Chercheur associé au Centre d’études et de recherches administratives, politiques et sociales (Ceraps) à Lille et enseignant, Thomas Kirszbaum dresse le bilan de vingt ans de renouvellement urbain. Il est l’auteur de Rénovation urbaine. Les leçons américaines (PUF, 2009) et En finir avec les banlieues ? Le désenchantement de la politique de la ville (Editions de l’Aube, 2015).
La loi Borloo de 2003 visait à développer la mixité sociale. Quel bilan tirez-vous de la rénovation urbaine ?
Dresser le bilan des deux décennies écoulées n’est pas facile. Bien que ce programme ait mobilisé des financements considérables, on ne s’est en effet jamais doté d’un système d’évaluation de son impact sur le profil de la population des quartiers.

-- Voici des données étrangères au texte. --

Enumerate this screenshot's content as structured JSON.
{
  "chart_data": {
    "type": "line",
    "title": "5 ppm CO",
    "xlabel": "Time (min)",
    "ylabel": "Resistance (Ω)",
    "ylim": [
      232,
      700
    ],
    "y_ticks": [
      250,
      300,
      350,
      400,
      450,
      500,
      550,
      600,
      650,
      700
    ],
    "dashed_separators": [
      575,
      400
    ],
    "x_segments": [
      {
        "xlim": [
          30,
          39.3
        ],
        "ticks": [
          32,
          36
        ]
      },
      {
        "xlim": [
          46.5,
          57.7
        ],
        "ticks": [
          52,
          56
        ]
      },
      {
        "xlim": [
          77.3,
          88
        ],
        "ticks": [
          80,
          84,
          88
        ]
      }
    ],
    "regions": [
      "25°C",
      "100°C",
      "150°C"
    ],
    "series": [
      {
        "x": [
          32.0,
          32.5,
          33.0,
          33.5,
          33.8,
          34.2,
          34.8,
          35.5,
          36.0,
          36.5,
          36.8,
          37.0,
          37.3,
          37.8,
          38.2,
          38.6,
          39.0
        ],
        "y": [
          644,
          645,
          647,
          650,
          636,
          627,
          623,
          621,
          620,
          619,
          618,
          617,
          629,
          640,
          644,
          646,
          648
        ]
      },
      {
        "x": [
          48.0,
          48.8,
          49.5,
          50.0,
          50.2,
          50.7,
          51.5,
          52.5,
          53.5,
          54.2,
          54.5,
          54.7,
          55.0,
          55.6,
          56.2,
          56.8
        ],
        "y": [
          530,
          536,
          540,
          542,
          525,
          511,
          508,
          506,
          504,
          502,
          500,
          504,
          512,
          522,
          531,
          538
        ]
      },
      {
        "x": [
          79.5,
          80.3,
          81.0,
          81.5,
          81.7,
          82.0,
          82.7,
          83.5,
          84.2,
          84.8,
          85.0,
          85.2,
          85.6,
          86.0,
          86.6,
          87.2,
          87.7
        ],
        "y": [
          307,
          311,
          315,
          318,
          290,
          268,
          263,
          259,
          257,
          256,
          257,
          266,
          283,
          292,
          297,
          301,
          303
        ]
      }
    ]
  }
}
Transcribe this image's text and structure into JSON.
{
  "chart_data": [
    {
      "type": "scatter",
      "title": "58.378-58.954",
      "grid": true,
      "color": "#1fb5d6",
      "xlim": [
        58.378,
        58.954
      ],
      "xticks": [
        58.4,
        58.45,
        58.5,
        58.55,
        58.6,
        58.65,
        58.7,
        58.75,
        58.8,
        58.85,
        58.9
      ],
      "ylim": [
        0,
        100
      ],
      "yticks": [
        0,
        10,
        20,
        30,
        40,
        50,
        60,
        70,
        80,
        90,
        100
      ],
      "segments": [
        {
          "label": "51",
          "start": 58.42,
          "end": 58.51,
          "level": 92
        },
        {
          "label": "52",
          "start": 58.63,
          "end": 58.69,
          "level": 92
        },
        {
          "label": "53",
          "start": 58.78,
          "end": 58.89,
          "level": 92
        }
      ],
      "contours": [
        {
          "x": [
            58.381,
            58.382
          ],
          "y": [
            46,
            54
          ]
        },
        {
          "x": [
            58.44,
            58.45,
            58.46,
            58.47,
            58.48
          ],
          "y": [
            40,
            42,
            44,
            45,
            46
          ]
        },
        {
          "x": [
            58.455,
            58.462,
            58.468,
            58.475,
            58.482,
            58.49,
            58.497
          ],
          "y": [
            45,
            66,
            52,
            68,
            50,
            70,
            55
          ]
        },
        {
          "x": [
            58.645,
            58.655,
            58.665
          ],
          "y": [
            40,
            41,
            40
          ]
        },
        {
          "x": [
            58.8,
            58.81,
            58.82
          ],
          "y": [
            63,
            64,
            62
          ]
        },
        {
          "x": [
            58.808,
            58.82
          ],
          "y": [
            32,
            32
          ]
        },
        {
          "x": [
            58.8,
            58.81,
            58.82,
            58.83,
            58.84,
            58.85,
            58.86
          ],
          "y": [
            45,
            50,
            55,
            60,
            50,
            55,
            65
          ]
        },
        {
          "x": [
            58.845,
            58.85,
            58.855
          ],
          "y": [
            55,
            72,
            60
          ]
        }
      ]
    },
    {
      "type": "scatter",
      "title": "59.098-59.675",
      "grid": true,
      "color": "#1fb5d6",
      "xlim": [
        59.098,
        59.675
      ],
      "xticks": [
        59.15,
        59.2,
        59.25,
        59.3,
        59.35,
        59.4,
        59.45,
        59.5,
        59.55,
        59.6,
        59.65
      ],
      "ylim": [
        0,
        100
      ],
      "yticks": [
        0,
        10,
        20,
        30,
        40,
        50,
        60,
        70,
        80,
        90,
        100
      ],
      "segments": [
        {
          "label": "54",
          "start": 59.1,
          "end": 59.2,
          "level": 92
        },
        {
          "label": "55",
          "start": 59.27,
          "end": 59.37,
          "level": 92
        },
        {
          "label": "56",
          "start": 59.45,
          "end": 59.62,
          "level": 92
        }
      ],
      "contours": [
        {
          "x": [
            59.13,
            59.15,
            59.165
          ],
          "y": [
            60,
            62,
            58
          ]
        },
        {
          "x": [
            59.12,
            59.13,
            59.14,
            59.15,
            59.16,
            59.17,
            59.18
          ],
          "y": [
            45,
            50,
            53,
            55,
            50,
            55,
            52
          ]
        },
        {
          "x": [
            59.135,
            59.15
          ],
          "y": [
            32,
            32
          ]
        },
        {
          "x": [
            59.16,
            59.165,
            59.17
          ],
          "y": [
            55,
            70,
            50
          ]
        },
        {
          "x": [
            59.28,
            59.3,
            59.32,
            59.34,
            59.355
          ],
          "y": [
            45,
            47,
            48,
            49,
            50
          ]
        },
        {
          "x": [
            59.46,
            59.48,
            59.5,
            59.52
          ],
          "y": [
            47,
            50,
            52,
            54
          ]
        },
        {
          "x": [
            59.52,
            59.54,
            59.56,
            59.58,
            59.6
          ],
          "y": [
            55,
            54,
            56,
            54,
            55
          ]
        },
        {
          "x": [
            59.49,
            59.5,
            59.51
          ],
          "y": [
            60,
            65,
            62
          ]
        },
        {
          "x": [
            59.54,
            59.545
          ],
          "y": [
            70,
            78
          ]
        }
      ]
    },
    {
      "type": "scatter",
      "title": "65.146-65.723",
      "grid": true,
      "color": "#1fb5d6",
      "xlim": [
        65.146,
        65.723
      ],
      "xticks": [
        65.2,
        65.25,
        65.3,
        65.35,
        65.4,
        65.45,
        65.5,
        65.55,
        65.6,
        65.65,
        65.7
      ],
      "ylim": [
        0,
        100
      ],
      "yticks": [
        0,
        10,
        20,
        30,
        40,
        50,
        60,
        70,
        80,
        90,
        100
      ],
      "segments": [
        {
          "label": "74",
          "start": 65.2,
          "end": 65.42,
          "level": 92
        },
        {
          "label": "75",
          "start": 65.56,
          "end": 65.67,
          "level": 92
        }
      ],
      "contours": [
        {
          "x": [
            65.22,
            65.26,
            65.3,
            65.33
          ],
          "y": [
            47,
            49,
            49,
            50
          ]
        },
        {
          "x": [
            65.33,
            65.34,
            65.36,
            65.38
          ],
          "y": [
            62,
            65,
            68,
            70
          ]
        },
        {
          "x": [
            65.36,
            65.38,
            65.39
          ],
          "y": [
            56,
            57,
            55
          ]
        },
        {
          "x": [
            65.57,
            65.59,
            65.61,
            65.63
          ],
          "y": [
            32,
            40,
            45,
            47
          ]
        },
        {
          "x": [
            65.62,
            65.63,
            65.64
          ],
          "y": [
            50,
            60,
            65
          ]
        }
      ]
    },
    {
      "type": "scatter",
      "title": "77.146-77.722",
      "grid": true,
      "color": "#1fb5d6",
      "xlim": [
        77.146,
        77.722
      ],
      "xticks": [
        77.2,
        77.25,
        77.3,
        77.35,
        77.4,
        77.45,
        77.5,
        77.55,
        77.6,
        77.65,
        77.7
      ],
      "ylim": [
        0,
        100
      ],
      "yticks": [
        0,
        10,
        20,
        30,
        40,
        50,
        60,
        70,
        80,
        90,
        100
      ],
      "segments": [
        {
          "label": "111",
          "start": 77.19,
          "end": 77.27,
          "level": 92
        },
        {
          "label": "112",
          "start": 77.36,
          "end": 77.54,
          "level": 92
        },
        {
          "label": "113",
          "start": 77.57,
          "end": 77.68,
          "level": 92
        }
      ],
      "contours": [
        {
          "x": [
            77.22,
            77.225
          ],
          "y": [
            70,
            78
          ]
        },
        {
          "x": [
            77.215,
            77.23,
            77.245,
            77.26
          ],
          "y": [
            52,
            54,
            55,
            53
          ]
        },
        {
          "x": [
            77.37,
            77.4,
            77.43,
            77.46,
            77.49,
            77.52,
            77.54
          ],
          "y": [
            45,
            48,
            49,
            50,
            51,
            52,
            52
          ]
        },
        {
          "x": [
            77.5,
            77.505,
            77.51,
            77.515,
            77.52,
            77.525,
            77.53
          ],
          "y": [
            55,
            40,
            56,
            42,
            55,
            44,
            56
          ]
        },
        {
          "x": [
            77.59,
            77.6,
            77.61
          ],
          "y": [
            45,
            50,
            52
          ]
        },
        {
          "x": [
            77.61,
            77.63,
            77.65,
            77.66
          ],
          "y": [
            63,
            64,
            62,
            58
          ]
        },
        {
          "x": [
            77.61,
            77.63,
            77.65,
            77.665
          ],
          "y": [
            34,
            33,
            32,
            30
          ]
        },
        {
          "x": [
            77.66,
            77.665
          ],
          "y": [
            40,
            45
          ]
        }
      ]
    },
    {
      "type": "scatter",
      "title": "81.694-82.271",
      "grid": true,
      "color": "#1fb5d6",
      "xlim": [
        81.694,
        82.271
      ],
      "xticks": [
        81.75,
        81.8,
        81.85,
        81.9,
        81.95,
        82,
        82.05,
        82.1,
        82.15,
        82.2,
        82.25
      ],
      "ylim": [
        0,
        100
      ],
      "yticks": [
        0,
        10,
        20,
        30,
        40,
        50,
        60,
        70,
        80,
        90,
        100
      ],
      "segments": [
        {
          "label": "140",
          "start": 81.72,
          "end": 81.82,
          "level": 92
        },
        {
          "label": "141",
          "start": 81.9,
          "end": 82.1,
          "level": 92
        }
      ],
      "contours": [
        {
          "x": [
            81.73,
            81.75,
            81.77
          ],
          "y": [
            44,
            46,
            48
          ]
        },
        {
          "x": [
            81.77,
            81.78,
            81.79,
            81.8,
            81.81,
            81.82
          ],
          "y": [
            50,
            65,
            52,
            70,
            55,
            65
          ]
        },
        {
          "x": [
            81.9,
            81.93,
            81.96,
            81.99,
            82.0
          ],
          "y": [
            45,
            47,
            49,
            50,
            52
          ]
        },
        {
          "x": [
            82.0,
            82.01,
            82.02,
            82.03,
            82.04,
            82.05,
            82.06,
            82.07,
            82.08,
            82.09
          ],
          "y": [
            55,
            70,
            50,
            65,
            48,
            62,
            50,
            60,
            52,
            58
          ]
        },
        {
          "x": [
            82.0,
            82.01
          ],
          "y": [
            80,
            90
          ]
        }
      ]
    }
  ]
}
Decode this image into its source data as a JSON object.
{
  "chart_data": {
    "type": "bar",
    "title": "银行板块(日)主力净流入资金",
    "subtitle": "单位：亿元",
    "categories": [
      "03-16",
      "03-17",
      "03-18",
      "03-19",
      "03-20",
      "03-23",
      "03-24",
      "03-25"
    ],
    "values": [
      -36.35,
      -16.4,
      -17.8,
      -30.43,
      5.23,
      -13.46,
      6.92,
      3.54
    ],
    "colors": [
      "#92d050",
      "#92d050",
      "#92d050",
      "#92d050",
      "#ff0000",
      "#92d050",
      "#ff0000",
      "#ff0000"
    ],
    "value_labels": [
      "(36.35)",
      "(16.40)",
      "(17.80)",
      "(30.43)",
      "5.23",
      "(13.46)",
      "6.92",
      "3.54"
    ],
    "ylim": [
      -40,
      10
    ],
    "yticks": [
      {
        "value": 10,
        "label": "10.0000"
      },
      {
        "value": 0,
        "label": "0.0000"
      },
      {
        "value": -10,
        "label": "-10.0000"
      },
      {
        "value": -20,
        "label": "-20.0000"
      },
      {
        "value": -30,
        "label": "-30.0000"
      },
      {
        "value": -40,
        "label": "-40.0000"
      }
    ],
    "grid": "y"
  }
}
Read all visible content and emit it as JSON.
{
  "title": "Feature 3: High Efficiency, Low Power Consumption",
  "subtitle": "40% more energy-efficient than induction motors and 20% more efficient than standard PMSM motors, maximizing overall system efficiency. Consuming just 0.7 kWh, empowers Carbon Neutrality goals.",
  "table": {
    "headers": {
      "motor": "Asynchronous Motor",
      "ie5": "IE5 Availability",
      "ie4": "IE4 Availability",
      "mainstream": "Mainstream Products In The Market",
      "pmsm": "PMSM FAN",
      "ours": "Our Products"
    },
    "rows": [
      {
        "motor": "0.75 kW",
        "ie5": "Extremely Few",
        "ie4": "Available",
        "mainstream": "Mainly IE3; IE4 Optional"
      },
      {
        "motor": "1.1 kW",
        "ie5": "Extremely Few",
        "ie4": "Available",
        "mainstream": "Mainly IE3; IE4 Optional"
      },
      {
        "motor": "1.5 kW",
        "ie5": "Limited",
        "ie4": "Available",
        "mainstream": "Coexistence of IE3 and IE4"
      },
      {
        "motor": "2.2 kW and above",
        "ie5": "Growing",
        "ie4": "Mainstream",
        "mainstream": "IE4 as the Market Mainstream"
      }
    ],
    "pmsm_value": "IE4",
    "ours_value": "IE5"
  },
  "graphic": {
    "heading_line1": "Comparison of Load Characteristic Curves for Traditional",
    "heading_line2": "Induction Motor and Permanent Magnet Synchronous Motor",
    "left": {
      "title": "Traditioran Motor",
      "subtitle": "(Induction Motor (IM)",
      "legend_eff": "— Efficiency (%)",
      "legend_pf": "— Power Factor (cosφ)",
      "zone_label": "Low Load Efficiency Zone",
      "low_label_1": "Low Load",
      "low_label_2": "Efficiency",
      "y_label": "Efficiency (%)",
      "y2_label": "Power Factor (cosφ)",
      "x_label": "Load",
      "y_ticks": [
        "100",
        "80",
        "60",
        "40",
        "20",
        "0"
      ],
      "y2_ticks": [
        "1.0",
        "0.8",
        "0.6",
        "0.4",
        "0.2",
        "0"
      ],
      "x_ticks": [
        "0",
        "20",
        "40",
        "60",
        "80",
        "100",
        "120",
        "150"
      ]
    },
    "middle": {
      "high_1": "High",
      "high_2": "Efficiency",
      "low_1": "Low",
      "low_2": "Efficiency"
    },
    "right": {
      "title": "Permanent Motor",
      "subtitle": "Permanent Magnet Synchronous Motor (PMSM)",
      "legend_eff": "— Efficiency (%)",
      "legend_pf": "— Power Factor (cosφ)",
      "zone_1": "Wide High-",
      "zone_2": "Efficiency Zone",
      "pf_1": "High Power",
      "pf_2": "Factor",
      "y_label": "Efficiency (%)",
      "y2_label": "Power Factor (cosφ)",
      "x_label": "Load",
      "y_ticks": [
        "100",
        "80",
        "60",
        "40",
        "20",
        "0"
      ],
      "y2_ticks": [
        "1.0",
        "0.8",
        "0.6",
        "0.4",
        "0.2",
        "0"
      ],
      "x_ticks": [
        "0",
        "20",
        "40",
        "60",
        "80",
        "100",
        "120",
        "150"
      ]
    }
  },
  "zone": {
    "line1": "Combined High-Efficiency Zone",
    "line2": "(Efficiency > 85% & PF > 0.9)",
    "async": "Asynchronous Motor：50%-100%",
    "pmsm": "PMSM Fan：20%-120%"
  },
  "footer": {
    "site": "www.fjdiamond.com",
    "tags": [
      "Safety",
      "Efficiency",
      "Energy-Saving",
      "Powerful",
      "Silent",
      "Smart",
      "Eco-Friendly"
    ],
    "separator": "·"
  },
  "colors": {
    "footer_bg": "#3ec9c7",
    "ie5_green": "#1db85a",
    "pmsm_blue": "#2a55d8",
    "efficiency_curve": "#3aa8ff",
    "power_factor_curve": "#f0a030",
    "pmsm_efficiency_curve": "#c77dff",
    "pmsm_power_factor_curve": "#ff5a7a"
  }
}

Sur la base des travaux parcellaires dont on dispose, le bilan est plutôt décevant. L’offre résidentielle rénovée consiste, pour une grande part, en du logement social plus conforme aux normes contemporaines, mais aussi plus haut de gamme et plus onéreux. Des ménages un peu moins précaires se sont installés dans ces ensembles rénovés. Mais comme il s’agit souvent de populations racisées, certains considèrent que la mixité n’est pas au rendez-vous. C’est toute l’ambiguïté de cette notion qui peut être définie à partir de critères socio-économiques ou ethno-raciaux. La mixité sociale devrait d’ailleurs se travailler sur bien d’autres plans que la seule question du logement.
Comment favoriser la mixité sociale en évitant de réduire la part des logements destinés à l’accueil des ménages les plus précaires ?
Dans un monde idéal, il faudrait développer massivement le logement abordable dans les territoires riches en même temps que l’on réduit sa part dans les quartiers ciblés par l’Agence nationale pour la rénovation urbaine [ANRU]. Mais la loi « solidarité et renouvellement urbain » de 2000, qui impose des quotas de logements sociaux dans les communes riches, a montré ses limites : quand bien même les maires jouent le jeu de la construction sociale, ils veillent scrupuleusement à loger les habitants de leur commune au titre de la « préférence communale » inscrite dans la loi. L’effet sur la mixité est alors insignifiant.
Mais il faut surtout sortir d’une approche uniforme de la mixité. Il ne peut y avoir un schéma unique pour tous les territoires. Tout dépend de l’échelle à laquelle on regarde la ségrégation. Et dans certains contextes où le foncier est rare et cher, c’est la préservation du logement social qui favorise la mixité sociale, et non sa démolition.